By Cheryl Hansen
I grew up in a family of (healthy) gamblers. My uncles, my mom and dad, my brother and I all liked to play cards at holiday gatherings for as far back as I can remember. My dad built a craps table in our basement. And when I was 21, my parents celebrated by taking me to Las Vegas. I loved playing blackjack alongside my mom (she taught me how to double down).
So when I came across a website that lets you bet on your own weight loss, I was naturally excited. I was so confident in my own transformation journey that I signed up on the spot. I thought, “This is perfect! It’ll add some incentive to my process and I’ll know that on Nov. 2, I’ll be at my goal weight.”
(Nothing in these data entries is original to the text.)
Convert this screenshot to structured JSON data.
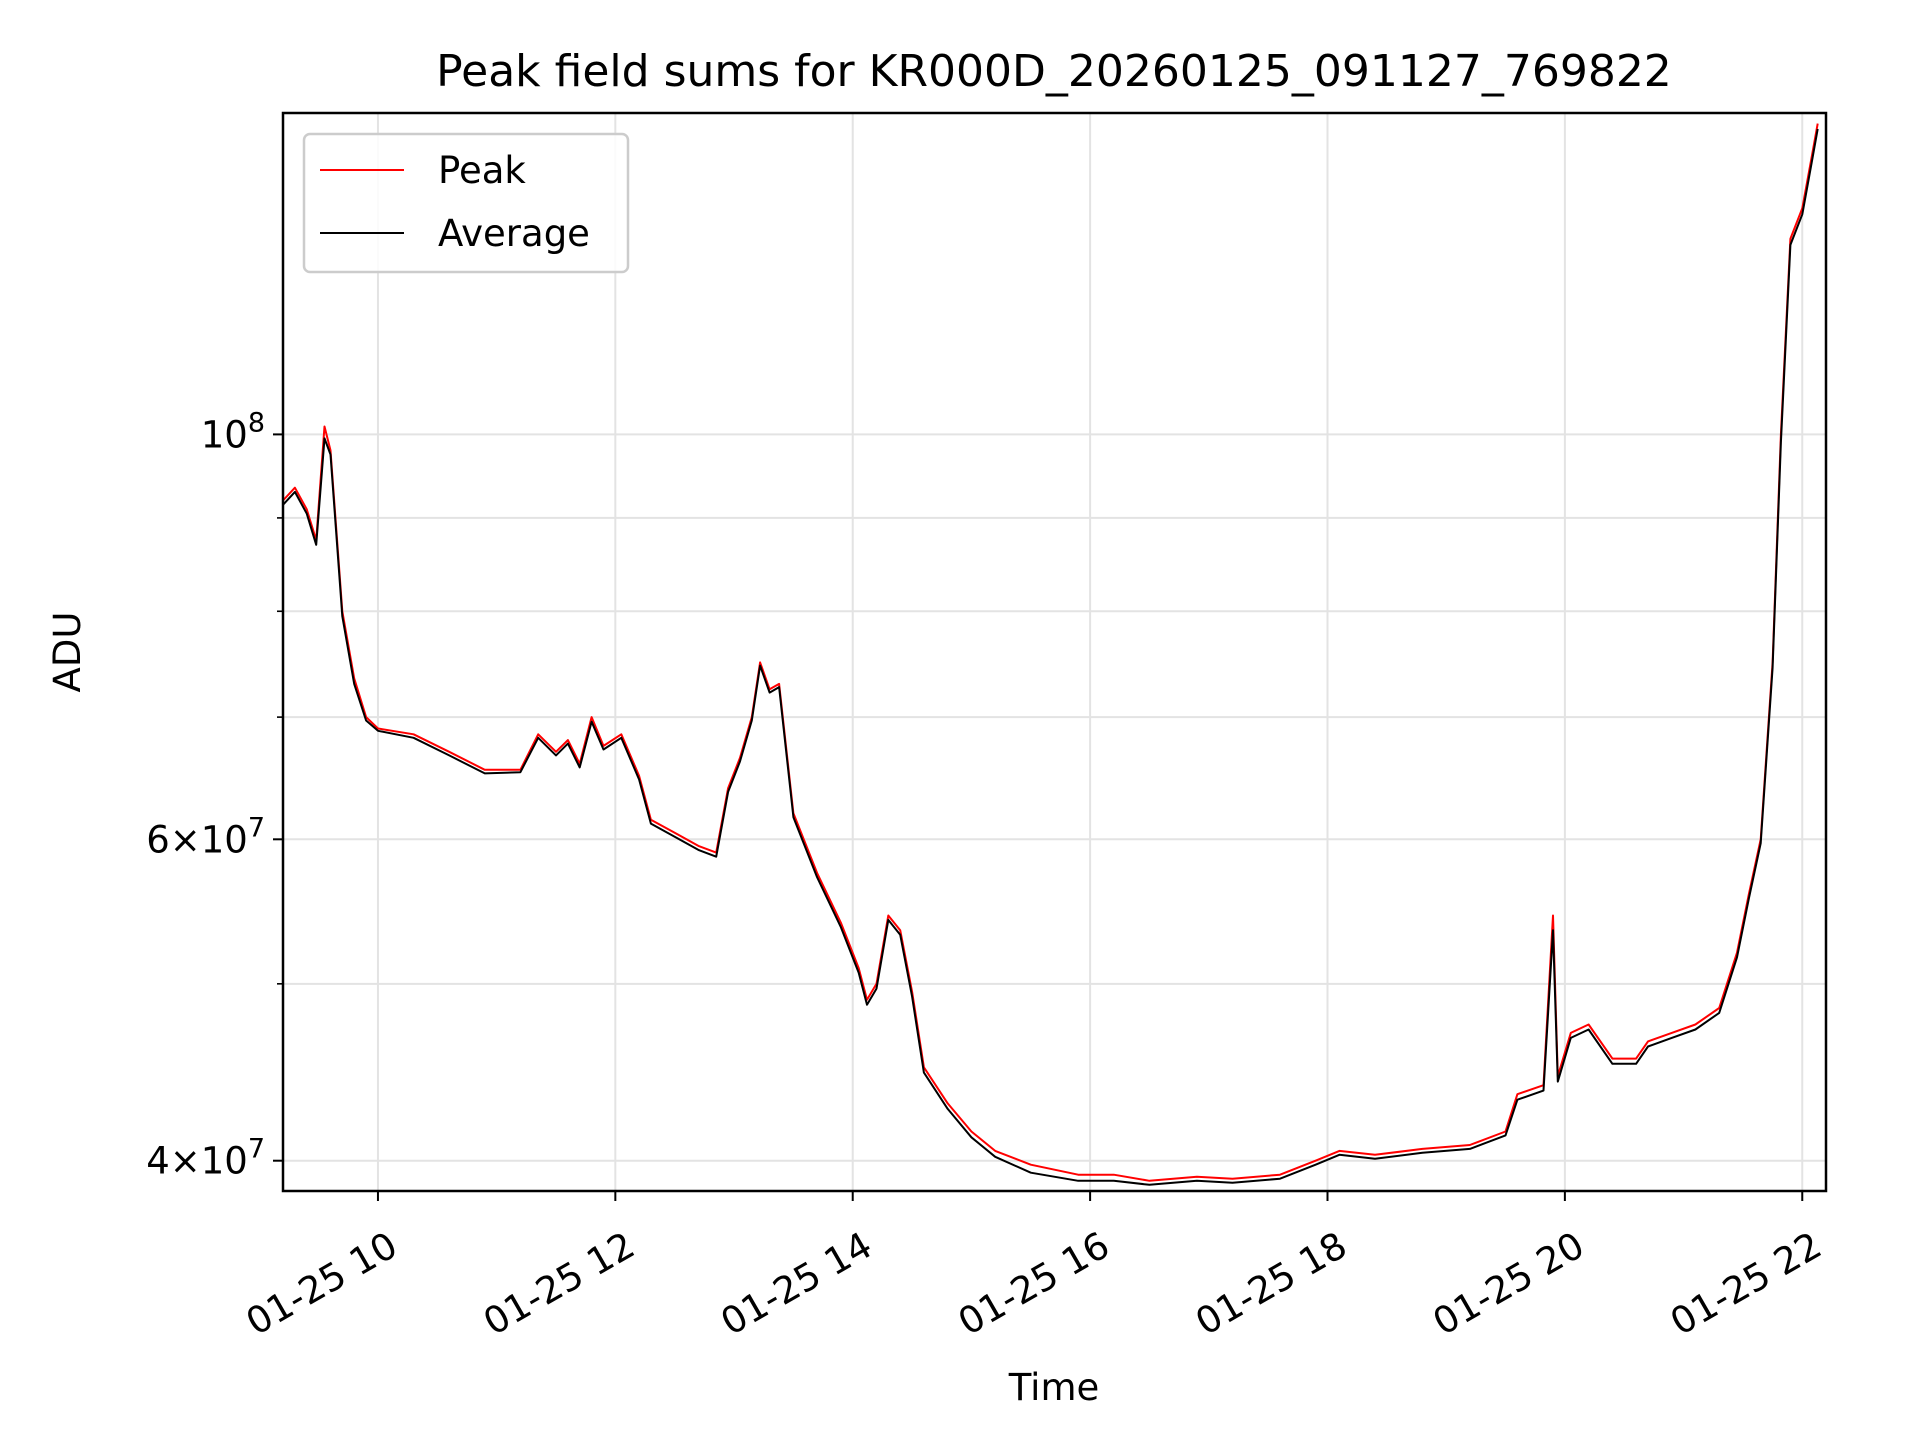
{
  "chart_data": {
    "type": "line",
    "title": "Peak field sums for KR000D_20260125_091127_769822",
    "xlabel": "Time",
    "ylabel": "ADU",
    "y_scale": "log",
    "grid": true,
    "legend_position": "top-left",
    "xlim": [
      "01-25 09:12",
      "01-25 22:12"
    ],
    "ylim": [
      38500000,
      150000000
    ],
    "x_ticks": [
      "01-25 10",
      "01-25 12",
      "01-25 14",
      "01-25 16",
      "01-25 18",
      "01-25 20",
      "01-25 22"
    ],
    "x_tick_hours": [
      10,
      12,
      14,
      16,
      18,
      20,
      22
    ],
    "y_ticks": [
      {
        "value": 100000000,
        "mantissa": "",
        "exponent": "8"
      },
      {
        "value": 60000000,
        "mantissa": "6",
        "exponent": "7"
      },
      {
        "value": 40000000,
        "mantissa": "4",
        "exponent": "7"
      }
    ],
    "y_minor_ticks": [
      50000000,
      70000000,
      80000000,
      90000000
    ],
    "series": [
      {
        "name": "Peak",
        "color": "#ff0000",
        "points": [
          [
            9.2,
            92000000
          ],
          [
            9.3,
            93500000
          ],
          [
            9.4,
            91000000
          ],
          [
            9.48,
            87500000
          ],
          [
            9.55,
            101000000
          ],
          [
            9.6,
            98000000
          ],
          [
            9.7,
            80000000
          ],
          [
            9.8,
            73500000
          ],
          [
            9.9,
            70000000
          ],
          [
            10.0,
            69000000
          ],
          [
            10.3,
            68500000
          ],
          [
            10.6,
            67000000
          ],
          [
            10.9,
            65500000
          ],
          [
            11.2,
            65500000
          ],
          [
            11.35,
            68500000
          ],
          [
            11.5,
            67000000
          ],
          [
            11.6,
            68000000
          ],
          [
            11.7,
            66000000
          ],
          [
            11.8,
            70000000
          ],
          [
            11.9,
            67500000
          ],
          [
            12.05,
            68500000
          ],
          [
            12.2,
            65000000
          ],
          [
            12.3,
            61500000
          ],
          [
            12.5,
            60500000
          ],
          [
            12.7,
            59500000
          ],
          [
            12.85,
            59000000
          ],
          [
            12.95,
            64000000
          ],
          [
            13.05,
            66500000
          ],
          [
            13.15,
            70000000
          ],
          [
            13.22,
            75000000
          ],
          [
            13.3,
            72500000
          ],
          [
            13.38,
            73000000
          ],
          [
            13.5,
            62000000
          ],
          [
            13.7,
            57500000
          ],
          [
            13.9,
            54000000
          ],
          [
            14.05,
            51000000
          ],
          [
            14.12,
            49000000
          ],
          [
            14.2,
            50000000
          ],
          [
            14.3,
            54500000
          ],
          [
            14.4,
            53500000
          ],
          [
            14.5,
            49500000
          ],
          [
            14.6,
            45000000
          ],
          [
            14.8,
            43000000
          ],
          [
            15.0,
            41500000
          ],
          [
            15.2,
            40500000
          ],
          [
            15.5,
            39800000
          ],
          [
            15.9,
            39300000
          ],
          [
            16.2,
            39300000
          ],
          [
            16.5,
            39000000
          ],
          [
            16.9,
            39200000
          ],
          [
            17.2,
            39100000
          ],
          [
            17.6,
            39300000
          ],
          [
            17.9,
            40000000
          ],
          [
            18.1,
            40500000
          ],
          [
            18.4,
            40300000
          ],
          [
            18.8,
            40600000
          ],
          [
            19.2,
            40800000
          ],
          [
            19.5,
            41500000
          ],
          [
            19.6,
            43500000
          ],
          [
            19.82,
            44000000
          ],
          [
            19.9,
            54500000
          ],
          [
            19.94,
            44500000
          ],
          [
            20.05,
            47000000
          ],
          [
            20.2,
            47500000
          ],
          [
            20.4,
            45500000
          ],
          [
            20.6,
            45500000
          ],
          [
            20.7,
            46500000
          ],
          [
            20.9,
            47000000
          ],
          [
            21.1,
            47500000
          ],
          [
            21.3,
            48500000
          ],
          [
            21.45,
            52000000
          ],
          [
            21.55,
            56000000
          ],
          [
            21.65,
            60000000
          ],
          [
            21.75,
            75000000
          ],
          [
            21.82,
            100000000
          ],
          [
            21.9,
            128000000
          ],
          [
            22.0,
            133000000
          ],
          [
            22.08,
            142000000
          ],
          [
            22.13,
            148000000
          ]
        ]
      },
      {
        "name": "Average",
        "color": "#000000",
        "points": [
          [
            9.2,
            91500000
          ],
          [
            9.3,
            93000000
          ],
          [
            9.4,
            90500000
          ],
          [
            9.48,
            87000000
          ],
          [
            9.55,
            99500000
          ],
          [
            9.6,
            97500000
          ],
          [
            9.7,
            79500000
          ],
          [
            9.8,
            73000000
          ],
          [
            9.9,
            69700000
          ],
          [
            10.0,
            68800000
          ],
          [
            10.3,
            68200000
          ],
          [
            10.6,
            66700000
          ],
          [
            10.9,
            65200000
          ],
          [
            11.2,
            65300000
          ],
          [
            11.35,
            68200000
          ],
          [
            11.5,
            66700000
          ],
          [
            11.6,
            67700000
          ],
          [
            11.7,
            65700000
          ],
          [
            11.8,
            69600000
          ],
          [
            11.9,
            67200000
          ],
          [
            12.05,
            68200000
          ],
          [
            12.2,
            64700000
          ],
          [
            12.3,
            61200000
          ],
          [
            12.5,
            60200000
          ],
          [
            12.7,
            59200000
          ],
          [
            12.85,
            58700000
          ],
          [
            12.95,
            63700000
          ],
          [
            13.05,
            66200000
          ],
          [
            13.15,
            69700000
          ],
          [
            13.22,
            74700000
          ],
          [
            13.3,
            72200000
          ],
          [
            13.38,
            72700000
          ],
          [
            13.5,
            61700000
          ],
          [
            13.7,
            57200000
          ],
          [
            13.9,
            53700000
          ],
          [
            14.05,
            50700000
          ],
          [
            14.12,
            48700000
          ],
          [
            14.2,
            49700000
          ],
          [
            14.3,
            54200000
          ],
          [
            14.4,
            53200000
          ],
          [
            14.5,
            49200000
          ],
          [
            14.6,
            44700000
          ],
          [
            14.8,
            42700000
          ],
          [
            15.0,
            41200000
          ],
          [
            15.2,
            40200000
          ],
          [
            15.5,
            39400000
          ],
          [
            15.9,
            39000000
          ],
          [
            16.2,
            39000000
          ],
          [
            16.5,
            38800000
          ],
          [
            16.9,
            39000000
          ],
          [
            17.2,
            38900000
          ],
          [
            17.6,
            39100000
          ],
          [
            17.9,
            39800000
          ],
          [
            18.1,
            40300000
          ],
          [
            18.4,
            40100000
          ],
          [
            18.8,
            40400000
          ],
          [
            19.2,
            40600000
          ],
          [
            19.5,
            41300000
          ],
          [
            19.6,
            43200000
          ],
          [
            19.82,
            43700000
          ],
          [
            19.9,
            53500000
          ],
          [
            19.94,
            44200000
          ],
          [
            20.05,
            46700000
          ],
          [
            20.2,
            47200000
          ],
          [
            20.4,
            45200000
          ],
          [
            20.6,
            45200000
          ],
          [
            20.7,
            46200000
          ],
          [
            20.9,
            46700000
          ],
          [
            21.1,
            47200000
          ],
          [
            21.3,
            48200000
          ],
          [
            21.45,
            51700000
          ],
          [
            21.55,
            55700000
          ],
          [
            21.65,
            59700000
          ],
          [
            21.75,
            74500000
          ],
          [
            21.82,
            99000000
          ],
          [
            21.9,
            127000000
          ],
          [
            22.0,
            132000000
          ],
          [
            22.08,
            141000000
          ],
          [
            22.13,
            147000000
          ]
        ]
      }
    ]
  }
}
With four days to go, I have about 15 pounds to go. I think it’s safe to say I won’t be cashing in on this one. I’m disappointed. I’m embarrassed.
And I knew better.
I don’t respond well to pressure. It’s why I never really competed as an athlete. I could run for miles until a coach paired me with someone and I’d shut down in mile one. I didn’t even dig group glasses (until YogaPod). I was cocky, too, just sure that all I needed was a little incentive. But after a month or two, that incentive felt a lot like pressure. Although I’ve been making steady progress, the realization that I wouldn’t meet my goal nearly derailed me.
It’s not over. My intention for transformation was to create lifelong changes. And the bright side to losing my bet (it even hurts to type that) is that had I reached my goal—and I pondered all kinds of crazy ways I could do it in these last few weeks—I would have declared “game over” having learned nothing at all.
It never mattered WHEN I hit my goal. Just that I did it. And what’s with this “goal weight” anyway? I want to feel good and strong and healthy. There’s no specific number attached to that—or at least there shouldn’t be. Maybe this bet has bigger rewards in store for me than a little extra cash. If this marks a change in patterns for me, if this shows me once and for all that creating a deadline for weight loss is a bad bet—that setting a number is self-defeating, then I guess it’s worth it after all.